Participating Providers
 

Vision Service Plan, Medicare, Eyemed, Blue Cross, Blue Shield of California, Cigna United Health Care, Medical Eye Services, and UCLA HMO.
 

We will also submit claims to other insurances for you if your insurance company allows us to.
 

If you are a returning patient, we will give a pass-code when you set up your appointment. You will use your unique code to access the form and your previous information.
 

Medical vs. Vision Insurance Medical Insurance is billed for medical issues such as eye infections, ocular surface disease or detection of a retinal detachment. If there is a medical problem causing a change in the vision we will bill the medical insurance. Vision Insurance is for routine eye health and vision exams with or without a change in the prescription. This insurance often covers part of the cost of glasses or contacts also.

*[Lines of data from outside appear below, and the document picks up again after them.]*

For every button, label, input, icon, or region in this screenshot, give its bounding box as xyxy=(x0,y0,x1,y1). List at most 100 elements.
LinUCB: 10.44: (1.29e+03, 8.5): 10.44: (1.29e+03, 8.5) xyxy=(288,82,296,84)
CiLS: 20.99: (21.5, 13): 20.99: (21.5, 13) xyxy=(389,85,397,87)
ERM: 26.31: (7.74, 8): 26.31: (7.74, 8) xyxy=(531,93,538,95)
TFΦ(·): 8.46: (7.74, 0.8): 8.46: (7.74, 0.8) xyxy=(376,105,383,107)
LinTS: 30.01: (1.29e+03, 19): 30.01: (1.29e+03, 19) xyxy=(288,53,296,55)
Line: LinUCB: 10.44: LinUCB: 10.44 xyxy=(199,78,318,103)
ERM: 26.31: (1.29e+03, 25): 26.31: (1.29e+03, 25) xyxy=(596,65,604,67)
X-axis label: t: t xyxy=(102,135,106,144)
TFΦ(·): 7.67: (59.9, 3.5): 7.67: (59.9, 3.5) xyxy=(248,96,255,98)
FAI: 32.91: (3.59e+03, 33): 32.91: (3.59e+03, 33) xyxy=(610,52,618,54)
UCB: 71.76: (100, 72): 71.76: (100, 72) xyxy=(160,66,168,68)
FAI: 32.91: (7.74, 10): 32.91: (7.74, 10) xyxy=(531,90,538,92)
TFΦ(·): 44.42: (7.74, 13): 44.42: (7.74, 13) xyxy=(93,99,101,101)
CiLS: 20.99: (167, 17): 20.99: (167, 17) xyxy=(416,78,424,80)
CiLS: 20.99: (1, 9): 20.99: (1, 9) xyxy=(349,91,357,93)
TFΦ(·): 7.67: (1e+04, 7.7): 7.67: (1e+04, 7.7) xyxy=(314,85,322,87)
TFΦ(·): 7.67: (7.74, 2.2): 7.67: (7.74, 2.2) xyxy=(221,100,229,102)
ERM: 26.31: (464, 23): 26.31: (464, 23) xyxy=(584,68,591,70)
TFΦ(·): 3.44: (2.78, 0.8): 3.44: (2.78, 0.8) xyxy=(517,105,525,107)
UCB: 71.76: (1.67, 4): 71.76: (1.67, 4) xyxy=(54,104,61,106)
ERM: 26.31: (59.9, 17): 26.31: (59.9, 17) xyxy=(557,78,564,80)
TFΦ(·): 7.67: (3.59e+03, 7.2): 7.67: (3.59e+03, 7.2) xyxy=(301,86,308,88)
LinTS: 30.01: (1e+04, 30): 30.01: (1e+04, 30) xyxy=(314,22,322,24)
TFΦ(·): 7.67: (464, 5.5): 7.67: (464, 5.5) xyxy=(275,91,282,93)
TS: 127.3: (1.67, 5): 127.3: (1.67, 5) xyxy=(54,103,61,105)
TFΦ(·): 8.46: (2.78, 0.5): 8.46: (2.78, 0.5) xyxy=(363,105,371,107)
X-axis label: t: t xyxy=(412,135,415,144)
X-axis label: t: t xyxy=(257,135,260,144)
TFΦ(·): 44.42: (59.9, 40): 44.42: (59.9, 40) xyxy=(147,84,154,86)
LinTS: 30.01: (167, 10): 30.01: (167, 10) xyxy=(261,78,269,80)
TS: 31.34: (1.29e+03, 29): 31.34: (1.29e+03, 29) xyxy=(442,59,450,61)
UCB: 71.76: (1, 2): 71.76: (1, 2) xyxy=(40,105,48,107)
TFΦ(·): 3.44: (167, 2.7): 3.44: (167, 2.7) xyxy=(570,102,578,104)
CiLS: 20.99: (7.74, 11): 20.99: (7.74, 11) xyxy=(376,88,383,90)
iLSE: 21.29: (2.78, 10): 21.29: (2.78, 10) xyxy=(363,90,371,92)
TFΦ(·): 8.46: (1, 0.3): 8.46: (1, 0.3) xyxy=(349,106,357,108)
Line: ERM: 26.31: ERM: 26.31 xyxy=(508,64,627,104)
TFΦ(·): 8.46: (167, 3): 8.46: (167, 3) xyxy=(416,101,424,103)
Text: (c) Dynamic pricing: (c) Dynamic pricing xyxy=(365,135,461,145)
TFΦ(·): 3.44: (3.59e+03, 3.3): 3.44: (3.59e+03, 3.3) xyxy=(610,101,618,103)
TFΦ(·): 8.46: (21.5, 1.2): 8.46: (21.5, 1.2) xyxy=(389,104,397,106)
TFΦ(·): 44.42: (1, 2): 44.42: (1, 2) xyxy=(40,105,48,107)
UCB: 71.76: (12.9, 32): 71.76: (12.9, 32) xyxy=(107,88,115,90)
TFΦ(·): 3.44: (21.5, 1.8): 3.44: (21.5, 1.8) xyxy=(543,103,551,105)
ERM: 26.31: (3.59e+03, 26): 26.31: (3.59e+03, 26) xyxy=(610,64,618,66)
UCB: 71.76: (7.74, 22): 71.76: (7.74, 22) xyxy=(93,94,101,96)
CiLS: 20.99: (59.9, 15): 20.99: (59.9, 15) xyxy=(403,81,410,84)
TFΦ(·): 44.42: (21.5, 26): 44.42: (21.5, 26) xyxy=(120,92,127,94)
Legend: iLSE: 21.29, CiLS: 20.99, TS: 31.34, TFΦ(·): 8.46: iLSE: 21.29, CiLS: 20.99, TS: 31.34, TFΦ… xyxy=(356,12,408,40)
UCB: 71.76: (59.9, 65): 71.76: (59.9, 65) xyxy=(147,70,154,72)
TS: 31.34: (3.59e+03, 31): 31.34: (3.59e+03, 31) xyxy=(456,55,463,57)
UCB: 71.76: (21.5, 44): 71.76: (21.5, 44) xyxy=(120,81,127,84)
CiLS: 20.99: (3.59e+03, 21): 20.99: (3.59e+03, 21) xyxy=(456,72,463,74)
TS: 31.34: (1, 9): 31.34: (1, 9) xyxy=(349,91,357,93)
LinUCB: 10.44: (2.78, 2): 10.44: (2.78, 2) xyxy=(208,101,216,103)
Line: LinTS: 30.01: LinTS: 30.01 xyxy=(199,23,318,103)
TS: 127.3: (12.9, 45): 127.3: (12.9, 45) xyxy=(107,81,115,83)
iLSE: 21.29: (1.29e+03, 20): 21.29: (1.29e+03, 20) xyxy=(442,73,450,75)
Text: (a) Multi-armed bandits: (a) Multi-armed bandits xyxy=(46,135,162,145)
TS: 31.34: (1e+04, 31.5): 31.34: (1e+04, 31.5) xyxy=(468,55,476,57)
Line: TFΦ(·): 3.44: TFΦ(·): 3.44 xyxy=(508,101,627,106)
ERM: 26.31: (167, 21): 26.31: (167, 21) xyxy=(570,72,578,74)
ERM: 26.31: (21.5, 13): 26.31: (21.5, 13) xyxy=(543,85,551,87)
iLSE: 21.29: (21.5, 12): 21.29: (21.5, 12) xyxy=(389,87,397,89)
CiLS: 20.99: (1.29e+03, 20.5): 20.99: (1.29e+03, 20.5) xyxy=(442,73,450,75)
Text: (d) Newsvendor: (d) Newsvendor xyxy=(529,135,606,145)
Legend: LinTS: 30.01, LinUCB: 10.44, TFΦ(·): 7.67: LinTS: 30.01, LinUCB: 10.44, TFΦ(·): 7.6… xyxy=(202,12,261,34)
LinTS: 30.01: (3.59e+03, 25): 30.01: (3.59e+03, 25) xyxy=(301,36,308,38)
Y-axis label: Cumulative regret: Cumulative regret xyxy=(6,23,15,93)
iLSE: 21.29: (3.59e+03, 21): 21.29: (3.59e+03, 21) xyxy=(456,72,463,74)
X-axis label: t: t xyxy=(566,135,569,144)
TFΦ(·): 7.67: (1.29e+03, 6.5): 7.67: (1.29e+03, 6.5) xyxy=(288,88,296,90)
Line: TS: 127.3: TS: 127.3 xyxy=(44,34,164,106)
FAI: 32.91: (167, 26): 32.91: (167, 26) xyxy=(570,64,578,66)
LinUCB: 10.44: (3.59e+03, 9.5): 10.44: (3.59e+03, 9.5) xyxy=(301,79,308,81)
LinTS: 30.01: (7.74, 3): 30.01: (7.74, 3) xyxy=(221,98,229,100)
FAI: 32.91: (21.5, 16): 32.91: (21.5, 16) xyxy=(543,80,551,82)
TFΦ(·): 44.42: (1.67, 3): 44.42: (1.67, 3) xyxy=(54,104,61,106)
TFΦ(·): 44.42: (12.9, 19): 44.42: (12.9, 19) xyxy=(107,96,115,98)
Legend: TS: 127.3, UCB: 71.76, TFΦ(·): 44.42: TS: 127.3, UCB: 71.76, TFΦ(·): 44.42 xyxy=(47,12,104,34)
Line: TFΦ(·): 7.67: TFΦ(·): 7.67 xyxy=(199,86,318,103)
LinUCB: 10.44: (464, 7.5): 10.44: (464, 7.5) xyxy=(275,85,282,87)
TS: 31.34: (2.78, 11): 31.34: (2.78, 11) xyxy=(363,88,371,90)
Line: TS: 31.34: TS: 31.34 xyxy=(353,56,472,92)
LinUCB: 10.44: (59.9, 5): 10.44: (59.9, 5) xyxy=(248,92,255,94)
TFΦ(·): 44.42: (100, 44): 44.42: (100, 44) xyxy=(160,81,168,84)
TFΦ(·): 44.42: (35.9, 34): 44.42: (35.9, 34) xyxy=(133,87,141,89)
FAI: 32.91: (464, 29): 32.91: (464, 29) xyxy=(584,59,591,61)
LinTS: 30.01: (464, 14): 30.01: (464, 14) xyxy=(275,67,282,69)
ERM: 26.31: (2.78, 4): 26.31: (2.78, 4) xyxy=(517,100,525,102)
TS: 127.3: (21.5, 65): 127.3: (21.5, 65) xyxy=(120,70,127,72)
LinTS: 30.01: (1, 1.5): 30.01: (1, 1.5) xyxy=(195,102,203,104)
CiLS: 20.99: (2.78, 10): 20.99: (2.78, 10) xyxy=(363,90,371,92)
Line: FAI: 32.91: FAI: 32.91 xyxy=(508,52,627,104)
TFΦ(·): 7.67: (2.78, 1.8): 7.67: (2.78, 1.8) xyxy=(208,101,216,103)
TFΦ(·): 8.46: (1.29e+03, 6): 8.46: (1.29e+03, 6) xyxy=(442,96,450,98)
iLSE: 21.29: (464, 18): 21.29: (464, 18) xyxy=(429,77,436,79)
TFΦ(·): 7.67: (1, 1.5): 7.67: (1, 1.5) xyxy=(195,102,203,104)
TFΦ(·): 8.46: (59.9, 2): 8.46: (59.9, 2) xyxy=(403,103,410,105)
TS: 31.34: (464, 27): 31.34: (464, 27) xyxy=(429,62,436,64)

Please note: Some medical insurance will provide vision coverage for glasses or contacts by subcontracting it to a vision plan. Please be prepared to give us information before your appointment regarding all of your coverage, as it may be difficult for us to sort it at your appointment time.
 

Medicare Guide for Eye Care Patients must pay an annual deductible toward any qualified health care before Medicare will pay for any services. After the deductible has been met for the year, Medicare will pay 80% of their “approved fee,” and the patient pays 20% as a co-payment plus any non-covered fees.

If the patient has supplemental insurance (such as Blue Cross) it may cover the cost of the deductible and the co-payment.
 

Our office will bill Medicare and accept payment directly from them if the services qualify for Medicare coverage (see exceptions below). Any charges that Medicare will not cover are payable by the patient at each visit.
 

Special exceptions:
  1. Medicare does not cover eyeglasses or contact lenses except some patients are eligible for 1 pair of glasses following cataract surgery. Ask our staff if you are eligible.
  2. Medicare does not cover the refraction part of the exam.
  3. Medicare does not cover any services unless we make a medical diagnosis. If your ONLY diagnosis is myopia (nearsightedness), hyperopia (farsightedness), astigmatism, or presbyopia, Medicare will not pay for any services. If there is a billable diagnosis, we will not know until the exam.